El proceso de maduración personal del ser humano es equiparable al proceso de aprendizaje, se desarrolla en un contexto relacional y en paralelo al discurrir de la propia vida, viene determinado por la capacidad de observar y reflexionar sobre las experiencias que acontecen, es inconsciente y termina con la muerte de la persona. Se fundamenta en el mecanismo mental de la identificación introyectiva y provoca cambios sustanciales en el mundo interno de los individuos, que a menudo quedan reflejados en las actitudes y comportamientos externos.
A propósito de este escrito, voy a diferenciar artificialmente el proceso de maduración profesional del proceso de maduración personal y emocional, aunque doy por supuesto que, en la vida cotidiana y en lo que se refiere a todas aquellas profesiones que implican el contacto con el sufrimiento de las personas, ambos procesos se hallan estrechamente interrelacionados y van retroalimentándose mutuamente. El alcance del proceso de maduración personal es inabarcable, a la vez que también es susceptible de sufrir oscilaciones y variaciones según sean las experiencias vitales a las que tenga que enfrentarse el sujeto.
Poner en relación el trabajo de supervisión clínica con el proceso de maduración profesional del/a supervisando/a, es interesante en la medida que puede ser considerado un indicador para calibrar el aprovechamiento que hace de la tarea de supervisar y las consecuentes repercusiones, más o menos beneficiosas, en su labor con los pacientes. Cuanto más frágil es la identidad profesional del/a terapeuta mayor es el riesgo de hacer un uso inadecuado de la supervisión, aunque paradójicamente más necesidad se tenga de ella. Es en esta encrucijada de riesgo y necesidad, donde la supervisión además de tener el objetivo de ofrecer una visión mental que vaya más allá, en el sentido de permitir abrir y ampliar el pensamiento sobre la relación paciente-terapeuta mejorando su comprensión, ha de responder a otra demanda inconsciente que no suele ser explicitada abiertamente por el/a supervisando/a. Y consiste en que la relación de supervisión se constituya como modelo, como una experiencia de aprendizaje que sirva de referente y se halle dispuesta a ser incorporada por el/a supervisando/a en un proceso de hacérsela suya, de adaptársela a su propia idiosincrasia y así, recrearla genuinamente desde su identidad y capacidad creativa.
De este modo y para que esto sea así, el proceso de maduración profesional necesariamente habrá de darse en el seno de la relación de supervisión promoviendo el propio desarrollo de la misma, con el consiguiente enriquecimiento personal de los miembros que la constituyen, esto es, supervisor/a-supervisando/a.

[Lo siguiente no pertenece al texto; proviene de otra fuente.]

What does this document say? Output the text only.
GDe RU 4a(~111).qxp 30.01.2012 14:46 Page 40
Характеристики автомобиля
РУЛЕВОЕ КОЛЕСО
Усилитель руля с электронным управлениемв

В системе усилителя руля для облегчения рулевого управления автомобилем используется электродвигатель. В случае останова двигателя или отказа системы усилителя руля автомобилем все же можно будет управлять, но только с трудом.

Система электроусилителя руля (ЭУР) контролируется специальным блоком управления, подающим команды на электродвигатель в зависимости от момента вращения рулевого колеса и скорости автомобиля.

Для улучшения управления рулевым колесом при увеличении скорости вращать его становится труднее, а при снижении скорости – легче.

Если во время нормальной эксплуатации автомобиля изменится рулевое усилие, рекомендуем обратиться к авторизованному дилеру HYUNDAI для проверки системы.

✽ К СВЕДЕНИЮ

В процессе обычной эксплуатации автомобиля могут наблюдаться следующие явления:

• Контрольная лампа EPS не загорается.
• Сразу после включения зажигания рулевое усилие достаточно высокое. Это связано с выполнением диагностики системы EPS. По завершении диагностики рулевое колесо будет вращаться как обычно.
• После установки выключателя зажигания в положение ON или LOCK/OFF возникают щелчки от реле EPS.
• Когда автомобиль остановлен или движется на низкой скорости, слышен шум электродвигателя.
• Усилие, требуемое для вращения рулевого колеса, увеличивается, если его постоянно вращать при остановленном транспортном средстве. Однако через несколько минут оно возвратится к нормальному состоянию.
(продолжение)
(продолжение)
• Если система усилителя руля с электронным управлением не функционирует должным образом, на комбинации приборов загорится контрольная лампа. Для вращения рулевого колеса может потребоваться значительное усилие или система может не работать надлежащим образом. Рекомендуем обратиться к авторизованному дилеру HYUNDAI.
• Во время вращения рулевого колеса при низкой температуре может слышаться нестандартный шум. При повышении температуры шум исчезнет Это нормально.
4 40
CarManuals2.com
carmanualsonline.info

Dicho de otra forma y recordando lo escrito más arriba, la supervisión habría de constituir una experiencia de aprendizaje para ambos miembros de la relación aunque a niveles diferentes, puesto que existe entre ellos una asimetría de roles preestablecidos. Teóricamente, al/a supervisor/a se le presuponen unos niveles de conocimientos y experiencia laboral, que habrán de fluir en respuesta a la demanda de mejorar el manejo de la relación terapéutica y aumentar la comprensión en el/a supervisando/a de su material clínico. A la vez que éste/a habrá de tener una actitud suficientemente abierta para mostrar/se en su trabajo con los/as pacientes, y repensar/se para integrar las nuevas ideas que puedan ir surgiendo de la situación clínica revisada.
Este planteamiento teórico sería el punto de arranque de la supervisión, pero para conseguir que la relación de trabajo evolucione, en el desarrollo de la práctica ha de producirse un acoplamiento entre los sistemas psicológicos de los/as integrantes de la supervisión, de tal manera que puedan establecerse las bases de una comunicación genuina y fructífera que posibilite la mutua comprensión. La relación entre los miembros de la supervisión ha de permitir la creación de un espacio de confianza y diálogo en el cuál se reconozcan en aquello que les es común y puede ser compartido. A partir de ese reconocimiento implícito y de un modo gradual podrán surgir conjunta y complementariamente los nuevos pensamientos y la nueva mirada mental sobre los pacientes. Así es como la relación de supervisión se va dinamizando posibilitando su apertura al proceso de maduración, que conlleva el efecto de ir corrigiendo paulatinamente la asimetría interna entre los integrantes encargados de supervisar (no la asimetría externa porque depende de los roles establecidos previamente) dando lugar a una relación de auténtica cooperación.
Desde mi punto de vista, el mayor logro del trabajo de supervisión es su transformación en una labor de equipo entre los participantes, capaz de desdibujar la imposición de los roles externos y unir sus mentes para pensar coordinadamente, con el objetivo común de acercarse y comprender un tercer funcionamiento mental (paciente, pareja, familia). La recreación de este modelo de trabajo con los pacientes potenciará el avance en el proceso de maduración personal de los mismos.